Kenson gave a final spasm and died, as Jeff turned away and threw up on the male nurse.
12
Near Malibu
Mitch tried to remember coming here, and couldn't.
As far as he knew, he'd always been in the fog room. There was just a bed, and there was Eurydice, and that was all. There were no walls. Just the fog around the bed. If he looked up from Eury's heaving, sweat and blood-sticky breasts, and if he stared at the fog for a moment, it resolved into shadows that fanned out like shapes in a kaleidoscope; they were man-shaped shadows, and they were caressing themselves and dancing in a stupid sort of way.
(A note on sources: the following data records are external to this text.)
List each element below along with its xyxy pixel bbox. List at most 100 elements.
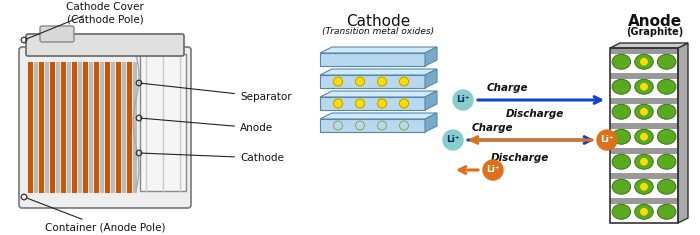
Text: Cathode Cover: Cathode Cover	[27, 2, 144, 39]
Text: (Graphite): (Graphite)	[626, 27, 684, 37]
Circle shape	[640, 59, 648, 65]
Ellipse shape	[657, 104, 676, 119]
Text: (Cathode Pole): (Cathode Pole)	[66, 15, 144, 25]
Circle shape	[333, 77, 342, 86]
Bar	[320, 53, 425, 66]
Bar	[45, 62, 50, 193]
Circle shape	[640, 184, 648, 190]
Ellipse shape	[635, 179, 653, 194]
Circle shape	[640, 84, 648, 90]
Circle shape	[400, 99, 409, 108]
Bar	[132, 62, 137, 193]
Bar	[66, 62, 71, 193]
Bar	[105, 62, 110, 193]
Bar	[116, 62, 121, 193]
Circle shape	[377, 77, 386, 86]
Circle shape	[640, 208, 648, 215]
Ellipse shape	[635, 79, 653, 94]
Ellipse shape	[612, 104, 631, 119]
Ellipse shape	[657, 204, 676, 219]
Bar	[34, 62, 38, 193]
Bar	[122, 62, 127, 193]
Bar	[610, 148, 678, 153]
Circle shape	[483, 160, 503, 180]
Ellipse shape	[635, 54, 653, 69]
Bar	[50, 62, 55, 193]
Circle shape	[443, 130, 463, 150]
Ellipse shape	[612, 129, 631, 144]
Circle shape	[640, 109, 648, 115]
Bar	[72, 62, 77, 193]
FancyBboxPatch shape	[140, 54, 186, 191]
Circle shape	[400, 77, 409, 86]
Bar	[610, 173, 678, 179]
Bar	[111, 62, 116, 193]
Circle shape	[356, 121, 365, 130]
Bar	[28, 62, 33, 193]
Bar	[610, 98, 678, 103]
Bar	[127, 62, 132, 193]
Ellipse shape	[657, 79, 676, 94]
FancyBboxPatch shape	[19, 47, 191, 208]
Bar	[55, 62, 60, 193]
Bar	[320, 119, 425, 132]
Text: Li⁺: Li⁺	[456, 95, 470, 105]
Ellipse shape	[635, 154, 653, 169]
Text: Anode: Anode	[142, 118, 273, 133]
Bar	[320, 97, 425, 110]
Polygon shape	[320, 47, 437, 53]
Ellipse shape	[635, 204, 653, 219]
Text: Separator: Separator	[142, 83, 292, 102]
Bar	[610, 123, 678, 129]
Bar	[610, 198, 678, 204]
Text: Li⁺: Li⁺	[447, 136, 460, 145]
FancyBboxPatch shape	[26, 34, 184, 56]
Circle shape	[597, 130, 617, 150]
Circle shape	[333, 121, 342, 130]
Ellipse shape	[657, 54, 676, 69]
Text: Li⁺: Li⁺	[486, 165, 500, 175]
Polygon shape	[320, 113, 437, 119]
Text: (Transition metal oxides): (Transition metal oxides)	[322, 27, 434, 36]
Bar	[83, 62, 88, 193]
Text: Discharge: Discharge	[506, 109, 564, 119]
Ellipse shape	[635, 104, 653, 119]
Polygon shape	[425, 91, 437, 110]
Circle shape	[400, 121, 409, 130]
Ellipse shape	[657, 129, 676, 144]
Circle shape	[377, 99, 386, 108]
Bar	[610, 73, 678, 78]
Ellipse shape	[657, 154, 676, 169]
Ellipse shape	[612, 154, 631, 169]
Bar	[78, 62, 83, 193]
Polygon shape	[425, 69, 437, 88]
Bar	[610, 48, 678, 54]
Text: Charge: Charge	[471, 123, 512, 133]
FancyBboxPatch shape	[40, 26, 74, 42]
Polygon shape	[425, 47, 437, 66]
Bar	[61, 62, 66, 193]
Text: Anode: Anode	[628, 14, 682, 29]
Ellipse shape	[612, 79, 631, 94]
Polygon shape	[320, 91, 437, 97]
Text: Li⁺: Li⁺	[601, 136, 614, 145]
Circle shape	[640, 133, 648, 140]
Ellipse shape	[612, 204, 631, 219]
Polygon shape	[610, 43, 688, 48]
Polygon shape	[425, 113, 437, 132]
Polygon shape	[678, 43, 688, 223]
Circle shape	[356, 99, 365, 108]
Bar	[39, 62, 44, 193]
Text: Discharge: Discharge	[491, 153, 549, 163]
Ellipse shape	[657, 179, 676, 194]
Bar	[320, 75, 425, 88]
Bar	[610, 48, 678, 223]
Bar	[94, 62, 99, 193]
Text: Cathode: Cathode	[142, 153, 284, 163]
Circle shape	[333, 99, 342, 108]
Bar	[88, 62, 94, 193]
Ellipse shape	[612, 54, 631, 69]
Text: Container (Anode Pole): Container (Anode Pole)	[27, 198, 165, 233]
Bar	[99, 62, 104, 193]
Ellipse shape	[612, 179, 631, 194]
And then they were fog again as a jolt of punishment pushed his attention back to Eury and he pumped into her and the Reward came and he knew the things on the other side of the fog were feeding but it felt good, it felt very good so it was not to be argued with, you were not to notice the suffering on Eury's face, the look of a terrified lost child, you just got into the pain and then you didn't have to notice the other hurt, the one that couldn't be expressed, the final pain, the pain at the root of whatever it was that made Mitch himself . . .
Just keep at it and after a while maybe it would end.
But he was pretty sure it wasn't going to end till they were both dead . . .
A Highway near Malibu
The BMW took the curves at fifty, but Lissa was a better driver than Jeff. Nothing much was bothering Prentice, anyway. He felt dreamy. Even the pain in his hand from the gash was gone, completely faded. He was strapped into a bucket seat, letting the damp wind lick his ears and stream his hair, looking up at the few stars visible through knot-holes in the ceiling of clouds.
Lissa was amazing. She had only to touch him and he was transported. Maybe it was being in love. Hadn't Kenson said something about her? He couldn't remember what it was, now.
"Oh Hell," Lissa said.
He looked at the road ahead. A wispy gray broom of rain swept down the highway toward them. And they still had the top down on the car.
In seconds the rain was on them, even as Lissa reached back to unsnap the accordion top, and hit the switch to close it over them. It came up a little too high and caught the wind, didn't clasp properly. Lissa cursed, trying to close the convertible top with one hand as she drove with the other.
"Maybe we'd better pull over," Prentice said vaguely, as the chilly rain off the sea began to patter down over them. He tried to help her with the top.